Sinal de que esta renúncia já havia sido efetivamente pensada no verão de 2011.
Eis as razões apresentadas ontem pelo Papa: "cheguei à
certeza de que as minhas forças, devido à idade avançada, já não são
idôneas para exercer adequadamente o ministério petrino".
Com sua habitual clareza, o Papa disse a simples verdade e fez a
escolha que considera a melhor para o bem da Igreja, escolha esta,
aliás, de humildade, que é uma característica importante de sua
humanidade e de sua fé.
Nós, no entanto, podemos e devemos observar que quase todos os papas
precedentes envelheceram e permaneceram no cargo, embora com forças
reduzidas, governando através de seus colaboradores.
Pode-se então levantar a hipótese que Bento XVI não tenha feito esta
escolha por julgar não ter colaboradores à altura desta tarefa (com a
sua renúncia, decaem os cargos mais importantes da cúria).
Pode-se claramente dizer que Bento XVI foi um grande pontífice e que o
seu pontificado foi – ao menos em parte – dificultado por uma Cúria que
não estava à sua altura, mas também pela escassa sintonia com o Papa
por parte do episcopado.
Joseph Ratzinger, que confirma ser um papa extraordinário também com
esta sua saída de cena, certamente carregou a cruz do ministério petrino
sofrendo muito e dando tudo de si mesmo (não lhe faltaram nem incompreensões, nem desprezo).
Foi uma pena verificar que o seu esplêndido magistério muitas vezes não foi escutado.
Quando publiquei o meu furo jornalístico, escrevi que teria o desejo
de ser desmentido pelos fatos e esperava que nós católicos rezássemos
para que Deus nos conservasse este grande Papa por mais tempo.
Infelizmente, muitos crentes, ao invés de escutar este meu apelo à
oração se puseram a me atacar, como se fosse crime de lesa majestade dar
a notícia de que o Papa estava considerando a renúncia.

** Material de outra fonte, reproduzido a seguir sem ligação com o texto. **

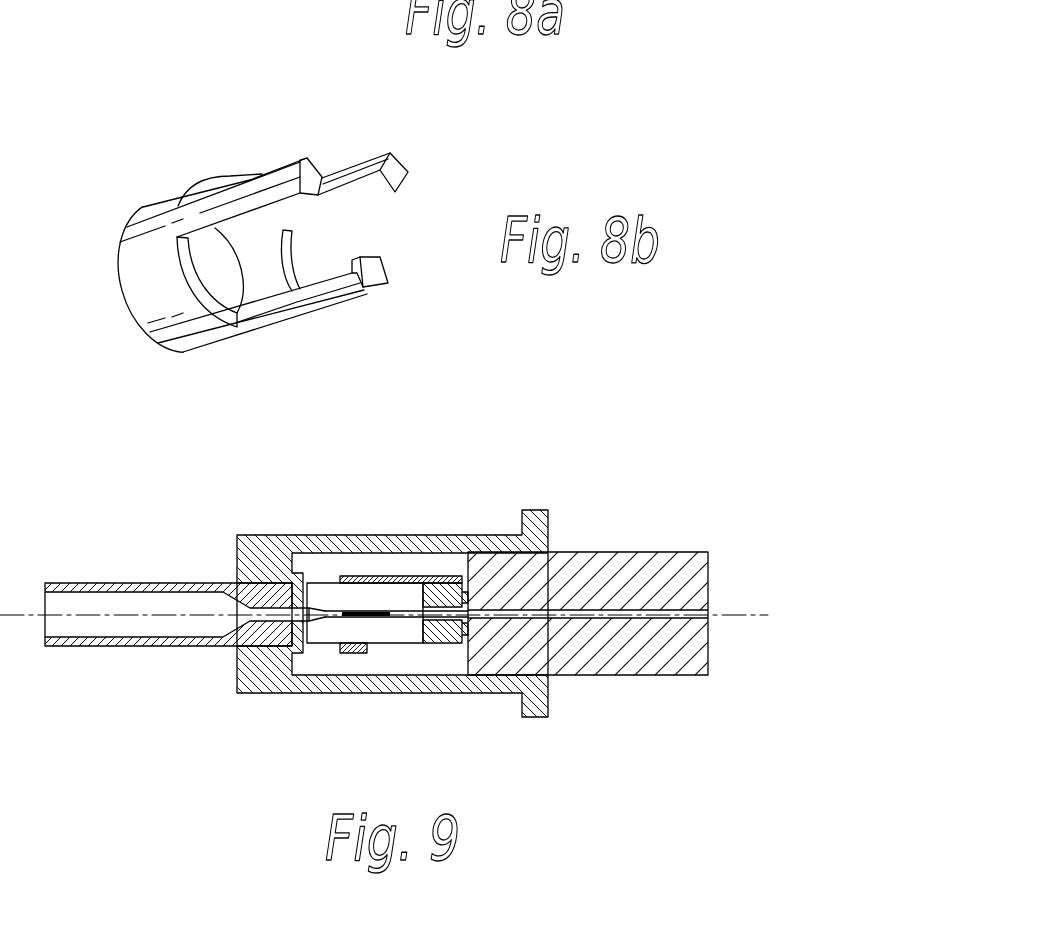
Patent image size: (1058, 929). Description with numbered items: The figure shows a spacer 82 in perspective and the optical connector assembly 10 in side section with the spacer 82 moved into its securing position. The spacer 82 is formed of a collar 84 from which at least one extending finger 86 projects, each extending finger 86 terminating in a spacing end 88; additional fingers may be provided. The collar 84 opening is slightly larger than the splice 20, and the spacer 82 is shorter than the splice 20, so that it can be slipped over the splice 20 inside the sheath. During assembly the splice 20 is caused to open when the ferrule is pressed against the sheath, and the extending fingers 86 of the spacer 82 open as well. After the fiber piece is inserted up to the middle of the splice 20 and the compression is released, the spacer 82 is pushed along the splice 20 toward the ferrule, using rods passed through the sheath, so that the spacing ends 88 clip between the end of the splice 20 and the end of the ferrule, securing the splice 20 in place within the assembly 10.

In FIG. 9, the optical connector assembly 10 is at (384, 582).
In FIG. 9, the splice 20 is at (336, 632).
In FIG. 8B, the spacer 82 is at (301, 219).
In FIG. 9, the spacer 82 is at (376, 579).
In FIG. 8B, the collar 84 is at (157, 296).
In FIG. 8B, the extending finger 86 is at (270, 187).
In FIG. 8B, the spacing end 88 is at (399, 162).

Uma reação
puritana que demonstra um certo clericalismo bem comum. Bento XVI – com a
sua constante apologia da consciência e da razão – está entre os poucos
que não possuem uma mentalidade clericalista.
Basta recordar que não hesitou em chamar com o seu nome próprio todas
as pragas da Igreja e de denunciá-las como jamais se fizera.
Na sua admirável liberdade moral ele não hesitou nem mesmo em
desmentir alguns de seus colaboradores mais próximos sobre o "segredo de
Fátima". Aconteceu em 2010, quando decidiu fazer uma repentina
peregrinação ao santuário português e lá declarou:
"Iludir-se-ia quem pensasse que a missão profética de Fátima esteja concluída [...] Na Sagrada Escritura, é frequente aparecer Deus à procura de justos para salvar a cidade humana e o mesmo faz aqui, em Fátima. [...] Possam os sete anos que nos separam do centenário das Aparições apressar o anunciado triunfo do Coração Imaculado de Maria para glória da Santíssima Trindade".
Uma expressão que certamente faz pensar (o centenário das aparições
de Fátima será em 2017), também numa relação com os famosos "dez
segredos" de Medjugorje.
Por outro lado, o próprio anúncio da renúncia aconteceu em uma data
gloriosamente mariana, o 11 de fevereiro, aniversário (e festa
litúrgica) das aparições da Virgem de Lourdes. É fácil prever que agora
irão se desencadear explicações fantasiosas, que irão evocar Malaquias, a
monja de Dresden e todo o resto.
Permanece, porém, o fato que o Papa, com o peso da decisão epocal que
assumiu, coloca toda a Igreja diante da gravidade dos tempos que
vivemos.
Gravidade que Nossa Senhora enfatizou dolorosamente um todas as
aparições modernas, desde La Salette, Lourdes, Fátima e Medjugorje
(passando pelo misterioso e milagroso derramamento de lágrimas da imagem
de Nossa Senhora em Civittavecchia).
É de se esperar, além do mais, que não se atribua a este nosso amado
Papa, aquilo que foi atribuído a um seu predecessor, Pio X, que a Igreja
proclamou santo.
É um episódio que tem sido difundido há alguns meses em alguns ambientes católicos e também na Cúria.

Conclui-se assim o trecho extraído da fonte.